Junior Alison Gauvreau performed her junior recital on May 12 in Harper Hall. Photo by Alana Melvin.
Alison Gauvreau performed her junior flute recital in Harper Hall on May 12 for a primarily virtual audience. Her program consisted of three pieces, which highlighted her range as a musician. The works were all contemporary pieces that varied in styles.
Gauvreau began with Azul, composed by Nathan Daughtrey, which consisted of two distinct movements, “Cerulean Ice” and “Sapphiric Fire.” The movements represented the “opposing incarnations of the color blue,” according to the composer. The first movement was slower-moving and still, while the second movement progressed quickly and aggressively. Gauvreau commented that this piece highlighted her musical “expression and contrast, since the two movements were so different from each other.” Gauvreau played both movements with junior Tyler Nanstad on percussion. “Trying to blend with an instrument that was so different” was a challenge, but ultimately an enjoyable aspect of the piece for Gauvreau.

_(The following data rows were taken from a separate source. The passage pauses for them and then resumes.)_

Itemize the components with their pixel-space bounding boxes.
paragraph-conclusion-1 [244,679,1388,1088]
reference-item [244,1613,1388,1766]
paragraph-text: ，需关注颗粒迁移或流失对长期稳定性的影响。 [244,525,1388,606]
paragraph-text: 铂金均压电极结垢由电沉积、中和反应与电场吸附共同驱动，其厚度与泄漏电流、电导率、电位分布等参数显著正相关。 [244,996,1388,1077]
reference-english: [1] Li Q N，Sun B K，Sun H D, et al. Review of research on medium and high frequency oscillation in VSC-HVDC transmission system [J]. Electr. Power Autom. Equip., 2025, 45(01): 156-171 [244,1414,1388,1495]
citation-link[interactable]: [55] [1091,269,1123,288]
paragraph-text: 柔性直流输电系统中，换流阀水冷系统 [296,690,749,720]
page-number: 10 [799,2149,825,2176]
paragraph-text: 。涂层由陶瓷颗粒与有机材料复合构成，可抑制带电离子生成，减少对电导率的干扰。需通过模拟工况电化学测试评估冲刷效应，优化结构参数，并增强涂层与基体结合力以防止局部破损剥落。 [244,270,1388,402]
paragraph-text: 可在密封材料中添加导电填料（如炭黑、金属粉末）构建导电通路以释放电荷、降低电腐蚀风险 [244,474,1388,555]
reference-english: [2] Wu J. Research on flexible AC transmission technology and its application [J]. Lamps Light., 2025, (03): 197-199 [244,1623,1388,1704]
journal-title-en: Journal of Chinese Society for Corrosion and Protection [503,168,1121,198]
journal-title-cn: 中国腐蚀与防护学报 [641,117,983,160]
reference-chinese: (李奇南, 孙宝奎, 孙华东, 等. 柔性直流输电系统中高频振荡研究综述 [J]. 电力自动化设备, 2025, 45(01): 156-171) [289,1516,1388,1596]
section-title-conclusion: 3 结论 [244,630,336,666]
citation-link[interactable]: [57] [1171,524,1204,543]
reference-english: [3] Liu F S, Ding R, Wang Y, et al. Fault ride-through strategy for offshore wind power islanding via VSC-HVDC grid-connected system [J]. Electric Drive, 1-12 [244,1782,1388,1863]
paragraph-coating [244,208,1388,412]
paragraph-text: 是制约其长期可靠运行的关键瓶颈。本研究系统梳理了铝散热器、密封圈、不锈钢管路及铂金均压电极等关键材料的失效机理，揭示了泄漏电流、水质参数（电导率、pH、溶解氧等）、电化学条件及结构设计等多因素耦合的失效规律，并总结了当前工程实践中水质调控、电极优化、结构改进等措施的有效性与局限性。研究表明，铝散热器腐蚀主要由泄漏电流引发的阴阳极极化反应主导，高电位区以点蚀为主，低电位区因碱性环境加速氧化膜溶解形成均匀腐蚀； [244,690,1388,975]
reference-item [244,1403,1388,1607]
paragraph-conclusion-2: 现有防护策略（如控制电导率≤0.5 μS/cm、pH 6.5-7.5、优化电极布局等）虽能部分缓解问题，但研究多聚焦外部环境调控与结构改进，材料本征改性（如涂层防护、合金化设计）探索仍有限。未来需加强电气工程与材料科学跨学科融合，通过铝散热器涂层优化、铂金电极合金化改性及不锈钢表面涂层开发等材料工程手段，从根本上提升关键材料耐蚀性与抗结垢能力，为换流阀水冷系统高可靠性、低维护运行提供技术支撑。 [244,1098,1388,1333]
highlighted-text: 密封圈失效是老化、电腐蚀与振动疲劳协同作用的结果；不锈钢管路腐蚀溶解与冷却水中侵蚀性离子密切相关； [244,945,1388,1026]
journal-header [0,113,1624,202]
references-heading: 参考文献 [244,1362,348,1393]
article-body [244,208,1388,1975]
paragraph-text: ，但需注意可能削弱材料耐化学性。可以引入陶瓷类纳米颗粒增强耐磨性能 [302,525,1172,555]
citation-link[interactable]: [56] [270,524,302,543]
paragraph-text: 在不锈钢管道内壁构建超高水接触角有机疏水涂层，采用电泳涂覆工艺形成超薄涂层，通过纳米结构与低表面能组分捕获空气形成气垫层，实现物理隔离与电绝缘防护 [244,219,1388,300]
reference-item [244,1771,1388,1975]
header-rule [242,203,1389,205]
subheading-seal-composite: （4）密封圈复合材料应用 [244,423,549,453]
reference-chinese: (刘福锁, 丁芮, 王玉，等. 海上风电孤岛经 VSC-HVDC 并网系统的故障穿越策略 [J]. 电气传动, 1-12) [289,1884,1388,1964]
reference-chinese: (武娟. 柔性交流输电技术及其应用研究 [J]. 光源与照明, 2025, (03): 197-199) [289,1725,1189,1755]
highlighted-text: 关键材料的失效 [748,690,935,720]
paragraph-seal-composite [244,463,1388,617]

Gauvreau’s second piece, Lipstick, by Jacob Ter Veldhuis, utilized a fixed electronic track with video and audio. This avant-garde piece was “super contemporary […] new and different,” said Gauvreau. A video was projected behind Gauvreau that showed vibrant images of lips, television interviews and psychedelic patterns. The audio track consisted of snippets of sound bites from American talk shows, a radio interview with Billie Holiday and a conversation with a relationship therapist. Both these were played in tandem with Gauvreau’s flute performance, which included key clicks and showcased Gauvreau’s impressive rhythmic accuracy, since the piece required that she be completely in sync with the background track. The rhythms in the piece were “crazy” and incredibly well executed. This piece “highlights different things you can do with music,” said Gauvreau. “I never thought that I would play a piece […] with a video playing in the background.” She shared that this piece was the most challenging to perform, due to its speed and the extreme stamina it required.
Gauvreau’s final piece, Au-Dela du Temps, composed by Tuko Uebayasbi, comprised of two movements. This piece was fairly contemporary, but more melodic than the previous piece. The piece was expressive, beautiful and “very pleasing to listen to,” said Gauvreau. The gentle piece was emotive and was a perfect end to the recital. Gauvreau played the piece with junior Juan Hernandez, and both parts flowed into each other freely. Frequently the melody passed between the two parts, but “it is supposed to sound like one flute,” according to Gauvreau.
Collaborative performance and playing with friends were important to Gauvreau’s recital. She shared that she had been wanting to do chamber music with Nanstad and Hernandez for a while, and this was the perfect occasion. She wanted to “showcase friendship through music” by sharing the stage with friends who she was comfortable playing with for such an important occasion. “Getting to play with someone who you know so well […] just feels very natural,” Gauvreau said.
Gauvreau’s recital can be accessed on the Lawrence Vimeo page for those who missed it.